Publication Date
10-1-2017
Journal
The Texas Heart Journal
DOI
10.14503/THIJ-16-5905
PMID
29259501
Publication Date(s)
October 2017
Language
English
PMCID
PMC5731584
PubMedCentral® Posted Date
10-1-2017
PubMedCentral® Full Text Version
Post-Print
Published Open-Access
yes
Keywords
Acute coronary syndrome/complications/diagnostic imaging, analysis of variance, coronary stenosis/complications/diagnostic imaging/physiopathology, coronary vessels/pathology, diagnostic errors/prevention & control, models, cardiovascular, plaque, atherosclerotic/pathology, retrospective studies, rupture, spontaneous, stress, mechanical
Copyright
This work is licensed under a Creative Commons Attribution-NonCommercial-No Derivative Works 4.0 International License.
Abstract
The prevalence of the left circumflex coronary artery (LCx) as the culprit vessel in ST-segment-elevation myocardial infarction (STEMI) is reportedly lowest among that of the 3 main epicardial arteries, and has not been described for non-STEMI (NSTEMI) and stable angina pectoris. We sought to define the distribution of culprit arteries in these clinical presentations and suggest mechanisms for the differences.

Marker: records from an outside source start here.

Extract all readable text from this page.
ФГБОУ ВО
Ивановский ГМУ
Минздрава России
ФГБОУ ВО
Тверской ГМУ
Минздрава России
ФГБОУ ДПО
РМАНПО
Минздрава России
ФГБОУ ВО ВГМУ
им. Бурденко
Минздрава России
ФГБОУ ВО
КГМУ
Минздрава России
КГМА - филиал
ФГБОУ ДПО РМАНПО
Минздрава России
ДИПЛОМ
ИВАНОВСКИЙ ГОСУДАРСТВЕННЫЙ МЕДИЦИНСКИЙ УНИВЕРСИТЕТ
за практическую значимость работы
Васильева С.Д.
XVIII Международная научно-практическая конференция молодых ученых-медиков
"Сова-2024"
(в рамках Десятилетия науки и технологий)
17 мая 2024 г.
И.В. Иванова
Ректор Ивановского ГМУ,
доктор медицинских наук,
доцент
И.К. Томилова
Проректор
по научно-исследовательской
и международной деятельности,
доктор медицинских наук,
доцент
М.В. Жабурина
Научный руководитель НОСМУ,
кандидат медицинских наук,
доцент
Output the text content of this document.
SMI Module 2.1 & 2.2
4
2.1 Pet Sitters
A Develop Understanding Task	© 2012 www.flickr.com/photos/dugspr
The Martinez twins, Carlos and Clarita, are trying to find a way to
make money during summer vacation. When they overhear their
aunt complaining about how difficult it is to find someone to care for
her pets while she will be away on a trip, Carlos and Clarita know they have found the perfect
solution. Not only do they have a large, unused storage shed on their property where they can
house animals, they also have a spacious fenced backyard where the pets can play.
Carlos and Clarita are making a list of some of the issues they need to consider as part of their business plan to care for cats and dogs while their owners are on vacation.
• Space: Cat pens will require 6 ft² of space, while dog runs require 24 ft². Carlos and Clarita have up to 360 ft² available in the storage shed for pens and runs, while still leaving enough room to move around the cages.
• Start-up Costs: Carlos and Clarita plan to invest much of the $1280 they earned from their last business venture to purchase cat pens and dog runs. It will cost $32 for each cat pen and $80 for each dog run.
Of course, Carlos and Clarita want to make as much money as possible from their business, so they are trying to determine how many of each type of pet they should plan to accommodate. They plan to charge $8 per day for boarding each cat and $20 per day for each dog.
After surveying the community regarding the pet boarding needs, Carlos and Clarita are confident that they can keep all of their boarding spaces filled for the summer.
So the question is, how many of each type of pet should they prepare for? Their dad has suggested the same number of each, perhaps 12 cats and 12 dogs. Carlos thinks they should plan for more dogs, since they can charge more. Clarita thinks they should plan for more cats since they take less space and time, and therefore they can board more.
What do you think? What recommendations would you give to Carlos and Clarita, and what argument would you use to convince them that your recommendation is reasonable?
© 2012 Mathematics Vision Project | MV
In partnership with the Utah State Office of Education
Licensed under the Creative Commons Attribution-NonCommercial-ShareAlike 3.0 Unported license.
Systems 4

We reviewed 189 coronary angiograms of patients with STEMI, 203 with NSTEMI, and 548 with stable angina (n=940), and compared distributions of stenotic and culprit coronary arteries (lesions prompting intervention).
Obstructive coronary lesions (≥50% narrowing) were more prevalent in the left anterior descending coronary artery (LAD) (36%–38%) and similar in the LCx and right coronary artery (RCA) (27%–29%), regardless of clinical presentation (P <0.01). In NSTEMI and stable angina, culprit vessels and total obstructive disease had the same distribution. In STEMI, however, a culprit LCx was significantly less prevalent (17%) than was total obstructive disease (27%; P <0.01), or a culprit LAD (47%) or RCA (34%) (both P <0.001). In our computed tomographic angiographic model of coronary longitudinal strain (percentage of shortening), LCx strain was only 1.5% ± 2.4%, versus 9.5% ± 2.9% for LAD strain and 10.1% ± 3.9% for RCA strain.
In STEMI, LCx plaques seem less prone to rupturing. Culprit and total disease distributions are similar in NSTEMI and angina, suggesting a different ischemic pathophysiology in these presentations. Lower LCx longitudinal strain might contribute to reduced plaque rupture in STEMI.